In this regard, the City tries to lead by example. Over the past few years, the City has introduced a number of measures aimed at reducing water losses including asset management, pressure management schemes, pipe replacement programmes, leak detection software and customer education and awareness about water saving and alternative water sources. Leak repairs on private properties are also being offered to indigent customers. These initiatives have up to now successfully suppressed the water demand across the city to below maximum levels reached in 2000.
Further to this, the City has also incorporate good water use practices into its Water By-law, in an attempt to reduce water demand by 10%. Responsible water use by customers is therefore a legal requirement in Cape Town, and reflects the City’s commitment to protecting its water demand.

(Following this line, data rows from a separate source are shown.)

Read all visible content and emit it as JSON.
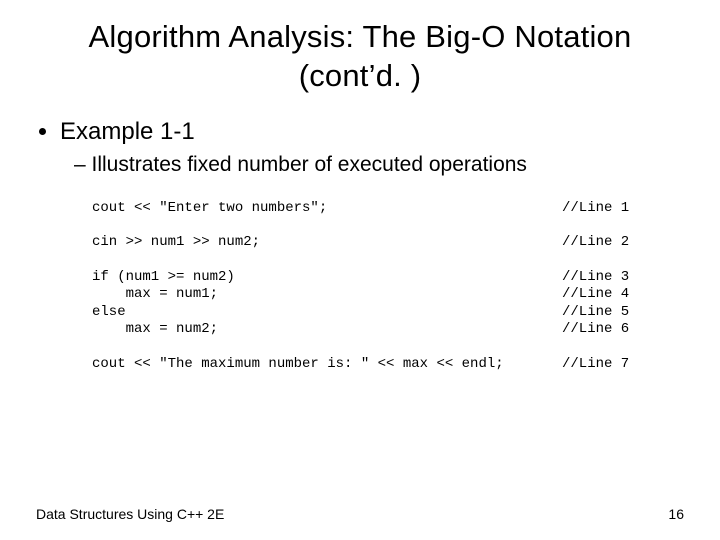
{
  "title": {
    "line1": "Algorithm Analysis: The Big-O Notation",
    "line2": "(cont’d. )"
  },
  "bullets": {
    "example": "Example 1-1",
    "illustrates": "Illustrates fixed number of executed operations"
  },
  "code": [
    {
      "left": "cout << \"Enter two numbers\";",
      "right": "//Line 1"
    },
    {
      "left": "cin >> num1 >> num2;",
      "right": "//Line 2"
    },
    {
      "left": "if (num1 >= num2)",
      "right": "//Line 3"
    },
    {
      "left": "    max = num1;",
      "right": "//Line 4"
    },
    {
      "left": "else",
      "right": "//Line 5"
    },
    {
      "left": "    max = num2;",
      "right": "//Line 6"
    },
    {
      "left": "cout << \"The maximum number is: \" << max << endl;",
      "right": "//Line 7"
    }
  ],
  "footer": {
    "text": "Data Structures Using C++ 2E",
    "page": "16"
  }
}
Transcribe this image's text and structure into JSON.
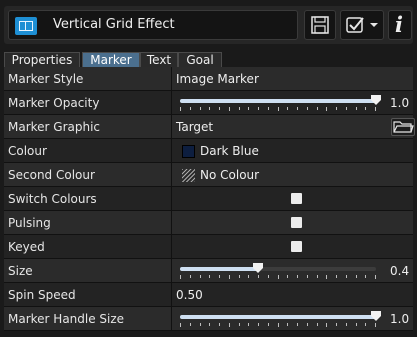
{
  "window": {
    "title": "Vertical Grid Effect"
  },
  "toolbar": {
    "info_label": "i"
  },
  "tabs": [
    {
      "label": "Properties",
      "active": false
    },
    {
      "label": "Marker",
      "active": true
    },
    {
      "label": "Text",
      "active": false
    },
    {
      "label": "Goal",
      "active": false
    }
  ],
  "properties": {
    "marker_style": {
      "label": "Marker Style",
      "value": "Image Marker"
    },
    "marker_opacity": {
      "label": "Marker Opacity",
      "value": "1.0",
      "level": 1.0
    },
    "marker_graphic": {
      "label": "Marker Graphic",
      "value": "Target"
    },
    "colour": {
      "label": "Colour",
      "value": "Dark Blue",
      "swatch": "#0d1e3f"
    },
    "second_colour": {
      "label": "Second Colour",
      "value": "No Colour"
    },
    "switch_colours": {
      "label": "Switch Colours"
    },
    "pulsing": {
      "label": "Pulsing"
    },
    "keyed": {
      "label": "Keyed"
    },
    "size": {
      "label": "Size",
      "value": "0.4",
      "level": 0.4
    },
    "spin_speed": {
      "label": "Spin Speed",
      "value": "0.50"
    },
    "marker_handle_size": {
      "label": "Marker Handle Size",
      "value": "1.0",
      "level": 1.0
    }
  },
  "colors": {
    "accent_tab": "#4b6f8e",
    "app_icon": "#1e8fd4"
  }
}
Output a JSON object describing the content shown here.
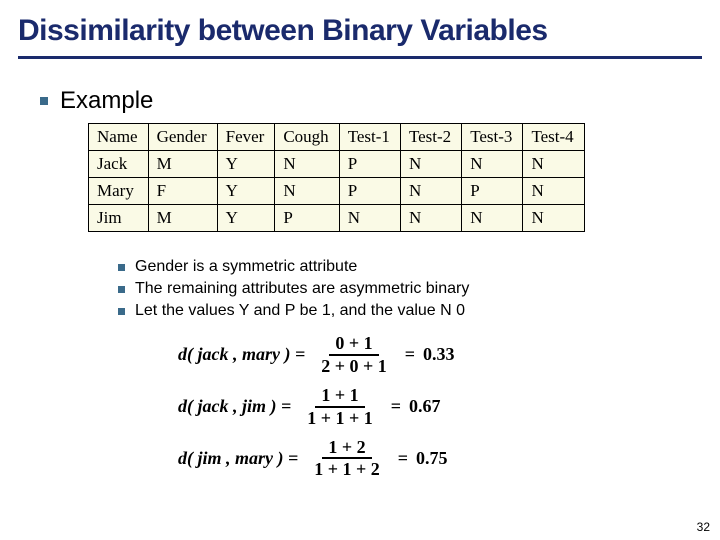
{
  "title": "Dissimilarity between Binary Variables",
  "bullet_main": "Example",
  "table": {
    "headers": [
      "Name",
      "Gender",
      "Fever",
      "Cough",
      "Test-1",
      "Test-2",
      "Test-3",
      "Test-4"
    ],
    "rows": [
      [
        "Jack",
        "M",
        "Y",
        "N",
        "P",
        "N",
        "N",
        "N"
      ],
      [
        "Mary",
        "F",
        "Y",
        "N",
        "P",
        "N",
        "P",
        "N"
      ],
      [
        "Jim",
        "M",
        "Y",
        "P",
        "N",
        "N",
        "N",
        "N"
      ]
    ]
  },
  "sub_bullets": [
    "Gender is a symmetric attribute",
    "The remaining attributes are asymmetric binary",
    "Let the values Y and P be 1, and the value N 0"
  ],
  "equations": [
    {
      "lhs": "d( jack , mary ) =",
      "num": "0 + 1",
      "den": "2 + 0 + 1",
      "rhs": "0.33"
    },
    {
      "lhs": "d( jack , jim ) =",
      "num": "1 + 1",
      "den": "1 + 1 + 1",
      "rhs": "0.67"
    },
    {
      "lhs": "d( jim , mary ) =",
      "num": "1 + 2",
      "den": "1 + 1 + 2",
      "rhs": "0.75"
    }
  ],
  "page_number": "32",
  "chart_data": {
    "type": "table",
    "columns": [
      "Name",
      "Gender",
      "Fever",
      "Cough",
      "Test-1",
      "Test-2",
      "Test-3",
      "Test-4"
    ],
    "rows": [
      {
        "Name": "Jack",
        "Gender": "M",
        "Fever": "Y",
        "Cough": "N",
        "Test-1": "P",
        "Test-2": "N",
        "Test-3": "N",
        "Test-4": "N"
      },
      {
        "Name": "Mary",
        "Gender": "F",
        "Fever": "Y",
        "Cough": "N",
        "Test-1": "P",
        "Test-2": "N",
        "Test-3": "P",
        "Test-4": "N"
      },
      {
        "Name": "Jim",
        "Gender": "M",
        "Fever": "Y",
        "Cough": "P",
        "Test-1": "N",
        "Test-2": "N",
        "Test-3": "N",
        "Test-4": "N"
      }
    ],
    "dissimilarities": [
      {
        "pair": [
          "jack",
          "mary"
        ],
        "numerator": "0+1",
        "denominator": "2+0+1",
        "value": 0.33
      },
      {
        "pair": [
          "jack",
          "jim"
        ],
        "numerator": "1+1",
        "denominator": "1+1+1",
        "value": 0.67
      },
      {
        "pair": [
          "jim",
          "mary"
        ],
        "numerator": "1+2",
        "denominator": "1+1+2",
        "value": 0.75
      }
    ]
  }
}
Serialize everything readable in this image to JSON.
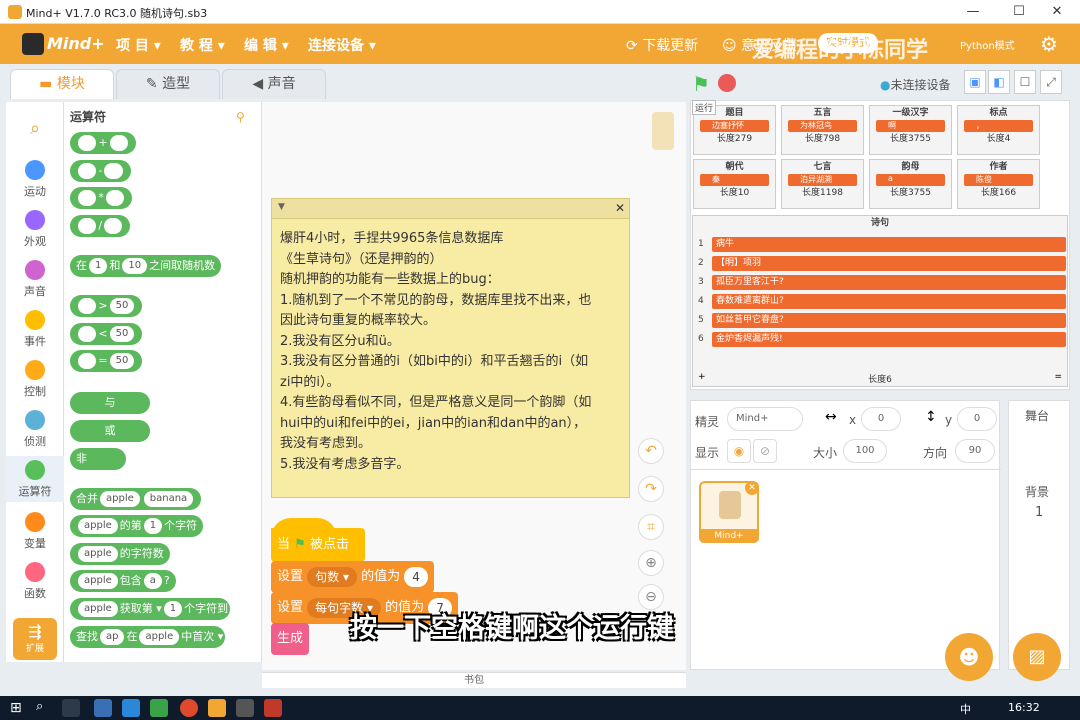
{
  "window": {
    "title": "Mind+ V1.7.0 RC3.0   随机诗句.sb3",
    "min": "—",
    "max": "☐",
    "close": "✕"
  },
  "menu": {
    "logo": "Mind+",
    "items": [
      "项 目 ▾",
      "教 程 ▾",
      "编 辑 ▾",
      "连接设备 ▾"
    ],
    "download": "下载更新",
    "feedback": "意见反馈",
    "mode": "实时模式",
    "python": "Python模式"
  },
  "watermark": "爱编程的小陈同学",
  "tabs": {
    "code": "模块",
    "costume": "造型",
    "sound": "声音"
  },
  "categories": [
    {
      "label": "运动",
      "color": "#4c97ff"
    },
    {
      "label": "外观",
      "color": "#9966ff"
    },
    {
      "label": "声音",
      "color": "#cf63cf"
    },
    {
      "label": "事件",
      "color": "#ffbf00"
    },
    {
      "label": "控制",
      "color": "#ffab19"
    },
    {
      "label": "侦测",
      "color": "#5cb1d6"
    },
    {
      "label": "运算符",
      "color": "#59c059"
    },
    {
      "label": "变量",
      "color": "#ff8c1a"
    },
    {
      "label": "函数",
      "color": "#ff6680"
    }
  ],
  "ext_label": "扩展",
  "palette": {
    "title": "运算符",
    "blocks": {
      "add": "+",
      "sub": "-",
      "mul": "*",
      "div": "/",
      "rand_pre": "在",
      "rand_a": "1",
      "rand_mid": "和",
      "rand_b": "10",
      "rand_post": "之间取随机数",
      "gt": ">",
      "lt": "<",
      "eq": "=",
      "cmp_val": "50",
      "and": "与",
      "or": "或",
      "not": "非",
      "join": "合并",
      "join_a": "apple",
      "join_b": "banana",
      "letter_a": "apple",
      "letter_mid": "的第",
      "letter_n": "1",
      "letter_post": "个字符",
      "len_a": "apple",
      "len_post": "的字符数",
      "contains_a": "apple",
      "contains_mid": "包含",
      "contains_b": "a",
      "contains_post": "?",
      "get_a": "apple",
      "get_mid": "获取",
      "get_dir": "第 ▾",
      "get_n": "1",
      "get_post": "个字符到",
      "find_pre": "查找",
      "find_a": "ap",
      "find_mid": "在",
      "find_b": "apple",
      "find_mid2": "中",
      "find_dir": "首次 ▾"
    }
  },
  "note": {
    "lines": [
      "爆肝4小时，手捏共9965条信息数据库",
      "《生草诗句》（还是押韵的）",
      "随机押韵的功能有一些数据上的bug：",
      "1.随机到了一个不常见的韵母，数据库里找不出来，也",
      "因此诗句重复的概率较大。",
      "2.我没有区分u和ü。",
      "3.我没有区分普通的i（如bi中的i）和平舌翘舌的i（如",
      "zi中的i）。",
      "4.有些韵母看似不同，但是严格意义是同一个韵脚（如",
      "hui中的ui和fei中的ei，jian中的ian和dan中的an），",
      "我没有考虑到。",
      "5.我没有考虑多音字。"
    ]
  },
  "script": {
    "hat_pre": "当",
    "hat_post": "被点击",
    "set1_pre": "设置",
    "set1_var": "句数 ▾",
    "set1_mid": "的值为",
    "set1_val": "4",
    "set2_pre": "设置",
    "set2_var": "每句字数 ▾",
    "set2_mid": "的值为",
    "set2_val": "7",
    "gen": "生成"
  },
  "subtitle": "按一下空格键啊这个运行键",
  "backpack": "书包",
  "stage": {
    "run_label": "运行",
    "not_connected": "未连接设备",
    "vars": [
      {
        "title": "题目",
        "item": "边塞抒怀",
        "len": "长度279"
      },
      {
        "title": "五言",
        "item": "为林冠鸟",
        "len": "长度798"
      },
      {
        "title": "一级汉字",
        "item": "啊",
        "len": "长度3755"
      },
      {
        "title": "标点",
        "item": "，",
        "len": "长度4"
      },
      {
        "title": "朝代",
        "item": "秦",
        "len": "长度10"
      },
      {
        "title": "七言",
        "item": "泊异湖溯",
        "len": "长度1198"
      },
      {
        "title": "韵母",
        "item": "a",
        "len": "长度3755"
      },
      {
        "title": "作者",
        "item": "陈俊",
        "len": "长度166"
      }
    ],
    "list": {
      "title": "诗句",
      "rows": [
        "病牛",
        "【明】项羽",
        "孤臣万里客江干?",
        "春数难遣离群山?",
        "如丝苔甲它春盘?",
        "金炉香烬漏声残!"
      ],
      "len": "长度6"
    }
  },
  "sprite": {
    "label": "精灵",
    "name": "Mind+",
    "x_label": "x",
    "x": "0",
    "y_label": "y",
    "y": "0",
    "show_label": "显示",
    "size_label": "大小",
    "size": "100",
    "dir_label": "方向",
    "dir": "90",
    "thumb": "Mind+"
  },
  "stage_panel": {
    "title": "舞台",
    "bg_label": "背景",
    "bg_count": "1"
  },
  "taskbar": {
    "time": "16:32",
    "ime": "中"
  }
}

The current requirements of the Water By-law are:
· No watering of a garden, sports field, or other grassed area using potable water, between 10:00 and 16:00
· Where a hosepipe is used for irrigation, it must have a controlling device attached at the end
· No washing or hosing down of hard-surfaced or paved areas with potable water
· A hosepipe used for washing vehicles must be fitted with an automatic self-closing device
· Automatic top-up systems for swimming pools and garden ponds are not allowed
· Commercial car wash industries must comply with industry best practice norms
· Wash basins in public facilities must be fitted with demand-type taps
· Showers provided at public facilities must be fitted with demand-type valves
· Potable water may not be used to dampen sand or other building material to prevent these materials from being blown away
· Standpipe draw-off taps must be of a height of at least 450 mm, measured above ground level
· The maximum flow rate from any tap installed at a hand basin may not exceed 6 litres per minute
· The maximum flow rate of any showerhead may not exceed 10 litres per minute
· Water closet cisterns may not exceed 9,5 litres in capacity
· Automatic flushing cisterns or tipping tanks shall not be used for flushing a urinal
· All automatic flushing cisterns fitted to urinals must be replaced with manually operated systems, or non-manual apparatus that only flushes after each use
· Terminal water fittings (taps and outlets) installed outside any buildings, other than residential buildings, must incorporate a self-closing device; or have a removable handle for operating purposes; or be capable of being locked to prevent unauthorised use; or be of a demand type that limits water use for each operation
· Water audits must be undertaken annually by major water users, but excluding where these are multiple dwelling units
· No person may allow water, used as a heat-exchange medium in any equipment or plant and supplied from a water installation, to run continuously to waste except for maintaining a prescribed level of total dissolved solids in a recirculating plant
The Water By-law, as well as information regarding water conservation and alternative water options, can be found on the City’s Water and Sanitation website at http://www.capetown.gov.za/en/KeepSavingWater/Pages/default.aspx.
‘Because Cape Town is situated in a water-scarce, semi-arid region, it is important that we all do our bit to conserve our most precious resource and avoid unnecessary water restrictions and measures. Even minor adjustments in attitude and habits, when compounded, can make a significant difference,’ said Councillor Sonnenberg.